Intrinsic fluorescent phase change materials-based polymer networks: Tuning fluorescence emission intensity and phase change properties for thermal energy storage

Abstract

Polymeric intrinsic fluorescent phase change material (FPCMs) networks will have a great advantage over conventional PCMs for the multi-functionality. In this research, intrinsic FPCMs networks combining fluorescence emission and phase change properties are synthesized in a facile and robust approach by integrating fluorescein and polyethylene glycol at the molecular level.

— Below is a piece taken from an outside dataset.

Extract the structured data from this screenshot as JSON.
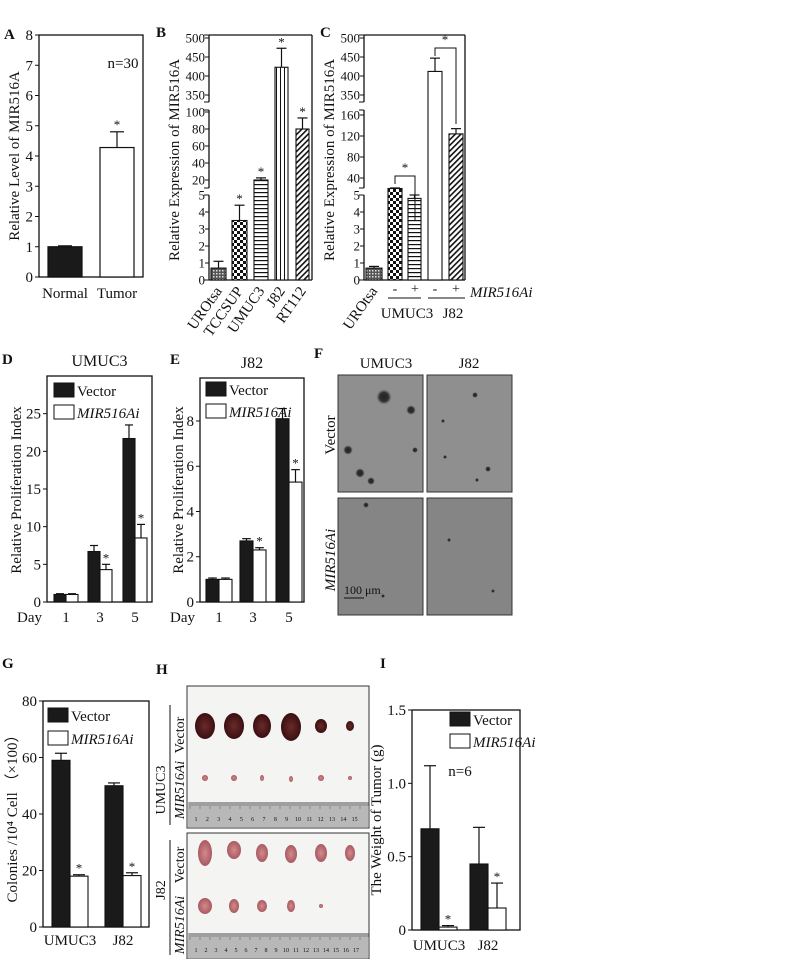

In FPCMs, fluorescein-derived structures serve as the fluorescent emission components and PEG-derived segments work as the latent heat-based thermal energy storage units and the fluorescence intensity regulators. The fluorescence emission intensity of FPCMs obviously decreases by an order of magnitude during a phase change process from 40 °C to 60 °C, which is denoted as phase change-induced fluorescence emission effect in this report. FPCMs possess the high latent heat up to 116.1 J/g, the shape stability even at 150 °C, the high thermal reliability and stability. FPCMs can be prepared by both catalyst-free and catalyst-accelerated process to meet different production requirements. The combination of phase change and fluorescence emission properties in the crosslinking network structure will endow FPCMs with potential application abilities in smart energy-storage fluorescent devices etc.